Grandma, I cant sleep tonight. The problem is stress and life and things being hard right now. And I feel low, real low. I laid in bed and I talked to you for awhile in this one way conversation we have been having for 3 years now. Then I cried, some of it was for you but I am ashamed to say most of it was for me.
      When you were dying and we knew it, it was a sticky grief. Like something on your skin you could not wash off, it just hung there. Through the hugs and forced laughter as we all tried to be strong for you. It was so strong I could taste it when the last words you ever said to me were how you would miss your babies, my babies most of all. When I came to your bedside for the last time and laid my head in your lap like a child and cried because I knew that you were almost gone and I would never touch you again.
       Then you were gone and it was a numb pain, it was that the whole world was a little out of focus. And it took awhile for things for me to come back from there. And the pain changed again, it was a sneaky pain, life was close to normal. Everyday stuff, work, kids, homework, dinner, grades life kept on living. And I would get so excited to tell you something, first words, walking, ears pierced, oh you will love this new outfit, except your not here.
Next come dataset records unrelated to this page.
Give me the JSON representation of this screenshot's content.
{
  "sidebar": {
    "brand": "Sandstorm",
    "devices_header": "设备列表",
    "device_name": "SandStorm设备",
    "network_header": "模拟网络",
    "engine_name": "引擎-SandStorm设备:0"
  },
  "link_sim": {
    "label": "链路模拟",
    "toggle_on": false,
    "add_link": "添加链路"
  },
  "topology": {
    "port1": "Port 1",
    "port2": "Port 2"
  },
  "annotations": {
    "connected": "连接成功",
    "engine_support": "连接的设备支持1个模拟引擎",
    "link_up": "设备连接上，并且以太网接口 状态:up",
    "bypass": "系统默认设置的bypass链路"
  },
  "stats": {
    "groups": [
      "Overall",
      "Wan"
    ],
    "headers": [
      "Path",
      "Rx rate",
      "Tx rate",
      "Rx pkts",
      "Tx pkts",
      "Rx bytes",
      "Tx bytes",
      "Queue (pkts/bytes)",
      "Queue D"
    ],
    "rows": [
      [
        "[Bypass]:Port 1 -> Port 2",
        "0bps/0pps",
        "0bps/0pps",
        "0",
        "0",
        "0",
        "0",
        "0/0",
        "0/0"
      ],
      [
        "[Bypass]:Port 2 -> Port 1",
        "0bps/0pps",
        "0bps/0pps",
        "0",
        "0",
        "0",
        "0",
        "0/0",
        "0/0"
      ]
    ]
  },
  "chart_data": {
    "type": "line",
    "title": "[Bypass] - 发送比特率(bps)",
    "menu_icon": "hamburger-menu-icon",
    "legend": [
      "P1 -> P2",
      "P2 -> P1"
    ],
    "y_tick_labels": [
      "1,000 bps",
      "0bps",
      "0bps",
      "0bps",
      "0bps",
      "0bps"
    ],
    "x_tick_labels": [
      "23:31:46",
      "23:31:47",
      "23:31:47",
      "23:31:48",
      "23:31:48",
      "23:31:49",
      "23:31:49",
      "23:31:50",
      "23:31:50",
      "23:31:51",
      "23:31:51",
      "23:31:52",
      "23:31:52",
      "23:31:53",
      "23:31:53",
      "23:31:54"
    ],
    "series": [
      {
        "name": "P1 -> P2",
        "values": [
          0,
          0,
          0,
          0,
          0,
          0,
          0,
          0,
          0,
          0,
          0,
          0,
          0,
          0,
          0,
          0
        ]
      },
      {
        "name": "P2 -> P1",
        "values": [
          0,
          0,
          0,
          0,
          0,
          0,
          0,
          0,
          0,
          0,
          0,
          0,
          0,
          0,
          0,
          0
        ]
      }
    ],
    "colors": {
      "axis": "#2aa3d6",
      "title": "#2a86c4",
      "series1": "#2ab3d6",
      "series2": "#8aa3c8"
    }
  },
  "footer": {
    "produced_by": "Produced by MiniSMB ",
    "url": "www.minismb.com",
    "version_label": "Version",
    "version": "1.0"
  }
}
But it was so strong this want of you that I forgot and even dialed the phone on more than one occasion. So I thought, ok this is how missing her is going to be. And I think that I accepted that you were gone all the way then.
       But, then things got rough for us and times have gotten hard, and like you always said, if it wasn't for bad luck I'd have no luck at all. And yeah, you have not always been able to fix my life but other than you dying this is the first hard time I have had without you. And hell you even talked me through you dying, I knew what you wanted, how you wanted to be remembered and I have done my very best. But what I would not GIVE to hear you say "baby what are we gonna do with you?" And I know I should be beyond this now and I should not be up at midnight wanting my Grandma to fix the world. So tonight I think its a different kind of pain, missing you mixed with some self pity. I love you and miss you. And I am struggling here, goodnight again.